After 150 years, scientists finally learned to measure the light pulse energy



Although photons have no mass, they have an impulse that is characterized by special relativity.

And this impulse works with some power. The light-printing hypothesis was raised in 1619. In his treatise De Comet, a German mathematician and astronomer Johannes Kepler, it is assumed that the pressure created by the light of the sun diverts comet tails from the star.

However, only 1873 Scots physicist James Clerk Maxwell in his treatise "The treatise on electricity and magnetism" has raised the hypothesis that this is an impulse.

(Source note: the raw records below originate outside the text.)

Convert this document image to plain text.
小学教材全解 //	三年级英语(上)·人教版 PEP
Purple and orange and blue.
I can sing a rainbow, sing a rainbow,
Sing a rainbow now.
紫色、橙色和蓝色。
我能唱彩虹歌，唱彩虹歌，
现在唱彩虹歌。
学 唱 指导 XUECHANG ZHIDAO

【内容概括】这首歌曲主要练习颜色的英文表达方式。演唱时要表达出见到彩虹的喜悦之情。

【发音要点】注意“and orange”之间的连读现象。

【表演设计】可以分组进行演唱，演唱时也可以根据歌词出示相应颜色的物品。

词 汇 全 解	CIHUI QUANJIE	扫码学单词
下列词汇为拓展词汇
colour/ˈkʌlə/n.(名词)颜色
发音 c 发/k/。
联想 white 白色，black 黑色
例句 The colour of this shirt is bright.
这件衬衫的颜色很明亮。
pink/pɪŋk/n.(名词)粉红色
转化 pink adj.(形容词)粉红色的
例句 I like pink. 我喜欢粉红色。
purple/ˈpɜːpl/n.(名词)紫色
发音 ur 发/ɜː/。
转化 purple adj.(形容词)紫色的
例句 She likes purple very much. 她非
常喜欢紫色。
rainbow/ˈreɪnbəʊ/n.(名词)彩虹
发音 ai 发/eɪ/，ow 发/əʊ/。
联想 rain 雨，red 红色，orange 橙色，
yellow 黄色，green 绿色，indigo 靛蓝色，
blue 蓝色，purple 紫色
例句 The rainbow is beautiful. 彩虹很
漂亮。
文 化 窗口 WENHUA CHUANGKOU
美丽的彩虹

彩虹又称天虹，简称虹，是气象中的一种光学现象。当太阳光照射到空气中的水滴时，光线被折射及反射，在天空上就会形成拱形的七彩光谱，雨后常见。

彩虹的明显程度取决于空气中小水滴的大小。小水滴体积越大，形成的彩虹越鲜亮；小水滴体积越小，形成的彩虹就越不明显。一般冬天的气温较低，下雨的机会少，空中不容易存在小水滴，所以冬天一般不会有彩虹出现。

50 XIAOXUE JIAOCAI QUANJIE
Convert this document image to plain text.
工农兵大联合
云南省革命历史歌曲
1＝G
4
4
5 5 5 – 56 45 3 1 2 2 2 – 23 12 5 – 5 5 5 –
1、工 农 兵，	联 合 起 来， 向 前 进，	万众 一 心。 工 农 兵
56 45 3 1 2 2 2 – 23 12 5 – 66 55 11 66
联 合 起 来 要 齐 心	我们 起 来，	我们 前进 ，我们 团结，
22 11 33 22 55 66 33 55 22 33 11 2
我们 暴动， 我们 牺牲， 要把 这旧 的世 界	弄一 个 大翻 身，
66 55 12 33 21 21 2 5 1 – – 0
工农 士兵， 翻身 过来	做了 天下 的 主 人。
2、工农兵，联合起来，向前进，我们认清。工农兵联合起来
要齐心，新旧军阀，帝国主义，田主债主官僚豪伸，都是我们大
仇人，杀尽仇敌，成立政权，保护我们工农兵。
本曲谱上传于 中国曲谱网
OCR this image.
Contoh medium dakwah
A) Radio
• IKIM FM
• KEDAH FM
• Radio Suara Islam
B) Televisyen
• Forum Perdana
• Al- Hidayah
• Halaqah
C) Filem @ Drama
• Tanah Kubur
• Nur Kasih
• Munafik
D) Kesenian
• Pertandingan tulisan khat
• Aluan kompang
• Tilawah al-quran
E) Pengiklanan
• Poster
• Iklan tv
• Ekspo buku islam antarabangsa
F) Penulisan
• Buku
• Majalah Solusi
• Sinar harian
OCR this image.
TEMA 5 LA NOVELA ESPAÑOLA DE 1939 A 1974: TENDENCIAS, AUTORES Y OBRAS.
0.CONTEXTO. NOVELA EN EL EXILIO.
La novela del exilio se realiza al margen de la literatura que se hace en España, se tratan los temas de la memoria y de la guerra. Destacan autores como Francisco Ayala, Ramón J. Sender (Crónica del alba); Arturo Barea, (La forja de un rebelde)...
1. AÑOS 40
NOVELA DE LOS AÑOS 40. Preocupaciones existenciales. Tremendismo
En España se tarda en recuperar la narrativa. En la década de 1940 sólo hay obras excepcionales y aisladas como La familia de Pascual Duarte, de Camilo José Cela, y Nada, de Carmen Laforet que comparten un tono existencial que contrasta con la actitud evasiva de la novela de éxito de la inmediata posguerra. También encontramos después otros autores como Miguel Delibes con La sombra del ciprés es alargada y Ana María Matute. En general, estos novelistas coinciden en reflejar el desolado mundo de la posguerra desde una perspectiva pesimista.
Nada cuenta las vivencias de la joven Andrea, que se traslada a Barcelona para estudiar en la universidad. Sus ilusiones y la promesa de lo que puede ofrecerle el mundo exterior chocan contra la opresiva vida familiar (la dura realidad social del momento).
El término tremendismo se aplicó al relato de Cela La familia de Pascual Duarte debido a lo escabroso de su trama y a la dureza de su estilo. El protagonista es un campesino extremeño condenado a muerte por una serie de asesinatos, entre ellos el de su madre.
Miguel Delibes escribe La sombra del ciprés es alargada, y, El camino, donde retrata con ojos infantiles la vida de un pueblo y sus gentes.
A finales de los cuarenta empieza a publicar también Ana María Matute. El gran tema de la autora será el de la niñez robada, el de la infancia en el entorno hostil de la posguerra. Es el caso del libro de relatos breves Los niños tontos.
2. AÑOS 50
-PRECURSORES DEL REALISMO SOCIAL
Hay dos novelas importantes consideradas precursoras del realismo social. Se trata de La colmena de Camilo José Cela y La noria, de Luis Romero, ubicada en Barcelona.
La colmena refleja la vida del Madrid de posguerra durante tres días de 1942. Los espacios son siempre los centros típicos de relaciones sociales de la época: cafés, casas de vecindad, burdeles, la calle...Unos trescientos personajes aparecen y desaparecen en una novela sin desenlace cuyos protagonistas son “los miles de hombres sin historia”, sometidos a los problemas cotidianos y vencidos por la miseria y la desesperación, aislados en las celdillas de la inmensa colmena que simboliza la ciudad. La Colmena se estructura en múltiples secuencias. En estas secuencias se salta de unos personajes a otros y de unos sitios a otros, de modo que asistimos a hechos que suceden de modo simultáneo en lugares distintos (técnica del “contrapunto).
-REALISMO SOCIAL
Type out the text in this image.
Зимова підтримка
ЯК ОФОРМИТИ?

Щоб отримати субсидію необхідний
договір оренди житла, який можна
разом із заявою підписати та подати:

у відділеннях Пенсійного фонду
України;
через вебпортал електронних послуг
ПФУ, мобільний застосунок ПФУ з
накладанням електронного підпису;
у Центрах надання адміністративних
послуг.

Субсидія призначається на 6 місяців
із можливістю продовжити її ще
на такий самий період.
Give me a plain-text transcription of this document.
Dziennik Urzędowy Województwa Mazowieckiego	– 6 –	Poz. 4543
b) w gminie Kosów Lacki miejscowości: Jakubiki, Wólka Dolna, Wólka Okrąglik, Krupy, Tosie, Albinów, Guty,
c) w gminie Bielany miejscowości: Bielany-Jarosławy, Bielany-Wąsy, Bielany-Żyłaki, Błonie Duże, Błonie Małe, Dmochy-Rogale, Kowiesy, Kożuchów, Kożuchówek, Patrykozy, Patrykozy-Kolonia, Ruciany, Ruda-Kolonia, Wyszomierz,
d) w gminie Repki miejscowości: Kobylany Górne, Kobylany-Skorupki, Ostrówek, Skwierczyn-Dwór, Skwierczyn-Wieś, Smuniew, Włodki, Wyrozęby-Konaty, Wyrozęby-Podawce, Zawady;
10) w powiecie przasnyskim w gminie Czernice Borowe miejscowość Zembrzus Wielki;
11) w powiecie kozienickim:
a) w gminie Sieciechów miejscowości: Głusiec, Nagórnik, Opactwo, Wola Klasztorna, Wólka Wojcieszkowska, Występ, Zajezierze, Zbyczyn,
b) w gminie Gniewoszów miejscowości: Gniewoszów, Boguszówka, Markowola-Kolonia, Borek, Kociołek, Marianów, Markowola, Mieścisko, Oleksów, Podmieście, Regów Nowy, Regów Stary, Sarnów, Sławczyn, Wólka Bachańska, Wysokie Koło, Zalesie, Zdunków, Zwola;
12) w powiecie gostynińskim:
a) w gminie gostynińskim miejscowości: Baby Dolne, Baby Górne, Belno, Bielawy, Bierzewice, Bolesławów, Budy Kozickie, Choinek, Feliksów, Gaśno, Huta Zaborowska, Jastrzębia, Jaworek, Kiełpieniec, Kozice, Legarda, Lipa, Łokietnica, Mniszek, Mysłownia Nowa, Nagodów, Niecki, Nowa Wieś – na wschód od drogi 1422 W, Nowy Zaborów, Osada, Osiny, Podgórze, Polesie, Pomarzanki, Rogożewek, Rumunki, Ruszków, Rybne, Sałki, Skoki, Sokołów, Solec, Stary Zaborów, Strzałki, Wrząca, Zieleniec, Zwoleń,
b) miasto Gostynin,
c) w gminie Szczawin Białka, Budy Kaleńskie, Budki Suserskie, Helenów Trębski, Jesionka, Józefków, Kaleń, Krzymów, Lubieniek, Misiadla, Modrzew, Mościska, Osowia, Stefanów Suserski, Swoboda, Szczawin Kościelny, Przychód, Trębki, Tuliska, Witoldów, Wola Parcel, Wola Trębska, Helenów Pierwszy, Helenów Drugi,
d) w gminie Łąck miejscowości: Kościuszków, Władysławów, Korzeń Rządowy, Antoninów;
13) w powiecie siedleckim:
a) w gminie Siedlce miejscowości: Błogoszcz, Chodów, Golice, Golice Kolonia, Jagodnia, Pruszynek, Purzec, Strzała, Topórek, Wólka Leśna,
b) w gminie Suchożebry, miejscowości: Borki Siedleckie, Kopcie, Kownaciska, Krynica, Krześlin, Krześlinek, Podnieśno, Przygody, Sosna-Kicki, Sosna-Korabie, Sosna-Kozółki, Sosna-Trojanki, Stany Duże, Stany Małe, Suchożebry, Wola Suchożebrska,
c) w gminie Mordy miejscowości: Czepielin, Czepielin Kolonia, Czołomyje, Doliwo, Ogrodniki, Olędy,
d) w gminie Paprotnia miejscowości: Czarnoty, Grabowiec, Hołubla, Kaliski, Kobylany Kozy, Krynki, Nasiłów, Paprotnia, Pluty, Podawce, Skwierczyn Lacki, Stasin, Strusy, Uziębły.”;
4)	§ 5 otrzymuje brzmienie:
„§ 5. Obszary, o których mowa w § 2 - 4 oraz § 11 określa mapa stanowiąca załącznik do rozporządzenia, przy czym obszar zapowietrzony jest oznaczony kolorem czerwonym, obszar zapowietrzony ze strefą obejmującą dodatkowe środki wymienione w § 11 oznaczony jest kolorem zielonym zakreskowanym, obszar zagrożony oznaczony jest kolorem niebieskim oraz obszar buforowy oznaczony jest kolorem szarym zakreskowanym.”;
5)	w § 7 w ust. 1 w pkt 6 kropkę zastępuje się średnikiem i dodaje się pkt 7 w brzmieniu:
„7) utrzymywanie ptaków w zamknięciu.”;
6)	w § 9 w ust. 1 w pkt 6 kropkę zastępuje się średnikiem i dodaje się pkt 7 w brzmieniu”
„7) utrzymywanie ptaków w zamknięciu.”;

Klerk Maxwell, whose work contributed to the cornerstones of Einstein's theory of relativity, assumed that light is a form of electromagnetic radiation that has an impulse and thus creates pressure.

But the photon pulse – and therefore the radiation pressure – is extremely low, which means that direct measurement is extremely difficult.

"So far, we have not determined how this momentum is converted into force or motion," explained engineer Kenneth Chau of the Okanagan City of the University of British Columbia in Canada.

In fact, the current technology is not yet sufficiently sensitive to directly detect the photon momentum. But Chau and colleagues from Slovenia and Brazil have devised a way to measure the effect of photon pulses.

The mirror is used on the device. All around is equipped with thermal insulation protects the experiment against external influences, installing sensitive acoustic sensors.

The laser pulse released in the mirror causes elastic waves. They are detected by acoustic sensors that allow you to calculate the radiation pressure produced by the photon pulse.

"We can not directly measure the pressure caused by the photon pulse, we have tried to detect its effect on the mirror by" listening "to the elastic waves that grow through it," Chau said. "We have been able to relate these wave properties to light pulses, so that we can finally define and simulate light pulses in materials."

This is not only a very nice science. Their practical application can not be less important.

For example, accurately calculating the radiation pressure, it is possible to improve the solar screening technology – the aerospace driven by this method does not have to transport fuel because it uses the radiation pressure as a sailboat in the boat.

In addition, it could improve the optical buttons, the incredibly small – to a single scale – particle storage and manipulation method.

"That's not all," Chau said. "But the discovery made in this work is an important step and I'm curious what we are going to do."

The research was published by Nature Communications.